"Thanks for your thoughtful letter. I have great respect for your leadership through this most difficult time.
Let me respond with regard to the critical issues you set forth with regard to what I would describe as the 'primacy of the Annual Campaign' and what I perceive to be UJC's role therein.
- I know you are right -- by all "they," UJC leadership have done and not done, it is evident that they have no commitment to the Annual Campaign. They don't believe that UJC can impact on the Annual Campaign just as they believe that UJC can impact in Supplemental campaigns. Yet, there is no evidence that UJC can do so.....(and) given the state of the economy, for UJC to promote let alone run special Supplemental Campaigns in 2008, particularly those that are basically unplanned, will ultimately pit UJC against the very federations that own them. The IEC was not a national campaign, it is not a paradigm for a special supplemental campaign as UJC leaders would like to think. The IEC was the aggregation of 155 federation-driven special campaigns with UJC counting the money and assuring the distribution of the dollars.
- There is demonstrable proof that a strong Supplemental Campaign can only be built upon a successful Annual Campaign -- see Chicago, Washington, Cleveland and Detroit among the best examples. Nowhere...nowhere...is there an example of a successful thematic/designated/supplemental campaign in a community whose Annual Campaign has failed or is stagnating. In fact, there is a trail of failure across the country from communities from the Pacific to the Atlantic of those federations which have tried and failed. The collaborative model as a "best practice" is built upon the success of the Annual Campaign "ask" in my own community which demonstrates, year-in and year-out, the continuing vitality of the Annual Campaign.
- I think that most -- not all, but most -- of the Large Cities support the notion that their (UJC) dues are part of their collective responsibilities. They need UJC for very little other than a central national address and as a convener and, specifically, almost no Annual Campaign assistance. Yet, there was a time not that long ago, during another recessionary time, where that period's version of "Development" mobilized its lay leadership and barnstormed the country in suite solicitations in every Large City (and so many others). It can be done again and G-d knows it needs to be. Development remains the hope for increased resources for all other federations; the Large Cities, I believe, can be convinced that their support must continue -- or we will have no system at all.

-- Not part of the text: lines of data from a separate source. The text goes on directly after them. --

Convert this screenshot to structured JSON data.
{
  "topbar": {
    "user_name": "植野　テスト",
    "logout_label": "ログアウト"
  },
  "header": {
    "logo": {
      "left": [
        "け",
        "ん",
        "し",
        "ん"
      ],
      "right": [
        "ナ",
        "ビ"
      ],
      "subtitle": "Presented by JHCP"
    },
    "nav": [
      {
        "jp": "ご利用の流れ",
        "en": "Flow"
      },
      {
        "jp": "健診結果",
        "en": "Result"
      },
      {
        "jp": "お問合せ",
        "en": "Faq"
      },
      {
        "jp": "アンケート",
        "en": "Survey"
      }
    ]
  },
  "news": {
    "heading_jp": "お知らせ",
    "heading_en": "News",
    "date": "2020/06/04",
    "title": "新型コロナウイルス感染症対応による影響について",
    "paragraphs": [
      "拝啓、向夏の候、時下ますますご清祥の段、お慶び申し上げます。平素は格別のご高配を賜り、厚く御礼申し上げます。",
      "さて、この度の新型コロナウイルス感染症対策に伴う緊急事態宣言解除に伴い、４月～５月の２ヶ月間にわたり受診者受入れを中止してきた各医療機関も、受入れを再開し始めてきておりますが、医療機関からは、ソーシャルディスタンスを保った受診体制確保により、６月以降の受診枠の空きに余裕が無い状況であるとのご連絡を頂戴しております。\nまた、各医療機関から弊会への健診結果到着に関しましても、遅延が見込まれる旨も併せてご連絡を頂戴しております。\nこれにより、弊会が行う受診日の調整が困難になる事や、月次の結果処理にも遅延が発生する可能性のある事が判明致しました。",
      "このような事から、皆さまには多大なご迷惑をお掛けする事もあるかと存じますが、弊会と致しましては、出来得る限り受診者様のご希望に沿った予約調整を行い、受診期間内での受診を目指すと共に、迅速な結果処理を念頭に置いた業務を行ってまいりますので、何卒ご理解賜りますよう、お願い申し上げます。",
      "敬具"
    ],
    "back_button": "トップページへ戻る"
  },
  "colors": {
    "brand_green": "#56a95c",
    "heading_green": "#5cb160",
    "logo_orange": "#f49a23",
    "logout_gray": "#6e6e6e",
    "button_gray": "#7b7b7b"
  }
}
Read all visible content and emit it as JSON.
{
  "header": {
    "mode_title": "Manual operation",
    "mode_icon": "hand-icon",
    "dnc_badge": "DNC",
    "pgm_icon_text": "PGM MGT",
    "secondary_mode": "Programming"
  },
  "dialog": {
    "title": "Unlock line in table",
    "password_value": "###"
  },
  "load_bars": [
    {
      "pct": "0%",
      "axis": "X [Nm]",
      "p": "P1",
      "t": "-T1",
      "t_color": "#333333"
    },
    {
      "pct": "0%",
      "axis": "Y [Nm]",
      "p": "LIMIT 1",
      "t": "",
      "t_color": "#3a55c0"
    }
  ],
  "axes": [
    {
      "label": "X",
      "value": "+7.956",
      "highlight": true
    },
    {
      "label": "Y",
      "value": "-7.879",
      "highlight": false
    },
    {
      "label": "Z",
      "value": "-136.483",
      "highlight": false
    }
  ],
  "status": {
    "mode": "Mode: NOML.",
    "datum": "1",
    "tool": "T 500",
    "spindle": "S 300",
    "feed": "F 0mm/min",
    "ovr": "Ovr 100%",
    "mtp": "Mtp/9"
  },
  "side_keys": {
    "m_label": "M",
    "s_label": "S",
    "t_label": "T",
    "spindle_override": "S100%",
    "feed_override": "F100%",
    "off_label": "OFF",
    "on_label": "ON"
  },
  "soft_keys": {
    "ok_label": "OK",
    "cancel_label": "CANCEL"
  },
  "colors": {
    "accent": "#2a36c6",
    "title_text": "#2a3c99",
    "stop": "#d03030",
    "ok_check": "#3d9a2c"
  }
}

- I see Large Federations around the country focusing on the Annual Campaign as never before -- San Francisco has its first Challenge gifts as a matching vehicle for the Annual Campaign as Detroit has had for years; Chicago has a $2 million "Israel at 60" challenge match in place for the 2008 Campaign; a new Board Chair in one of our largest communities will use the example of his own doubling of his unrestricted Annual Campaign gift to ILR levels to inspire his community; and on and on. Why do these federations and so many more see the vitality of the Annual Campaign as critical to federations remaining (or becoming) the community's central address and UJC leadership can't? I haven't a clue.
(All of us) have to come to (our) own conclusions as whether 'it's time to join in and make the best of things as we all see fit...or to move on and let them do what they can.' Your answer to this quandary (and the answers of so many others) will influence so many outcomes. I spent four years of my life working with many others in lay and professional leadership to frame and implement this merger (that created UJC) at tremendous cost to my family and practice. During the merger process I promised so many that UJC would focus on improving the federations' lot, increasing revenues and, to induce UIA and UJA leaders, most if not all of them leaders in their federations, to join, representing that the new entity's focus would produce more donors from the campaigns and more dollars for the beneficiaries for whom they were engaged in our holy work -- those served by the great works of the JDC and JAFI. That meant a focus on increasing the Annual Campaigns and the allocations growing out of them. To me, UJC leadership is without that focus today -- their actions have marginalized Development, the resources available to JAFI and JDC for their core activities have actually reduced while the aggregate of annual campaigns have increased. I will use what little influence I have, in every way that I can, to argue in every venue available to me (and they are fewer and fewer), that the the purposes of the merger be achieved."
Some would utter the words of a mostly forgotten Country and Western song: "If you can't be with the one you love, love the one your with." All of you who read this have to reach your own conclusions.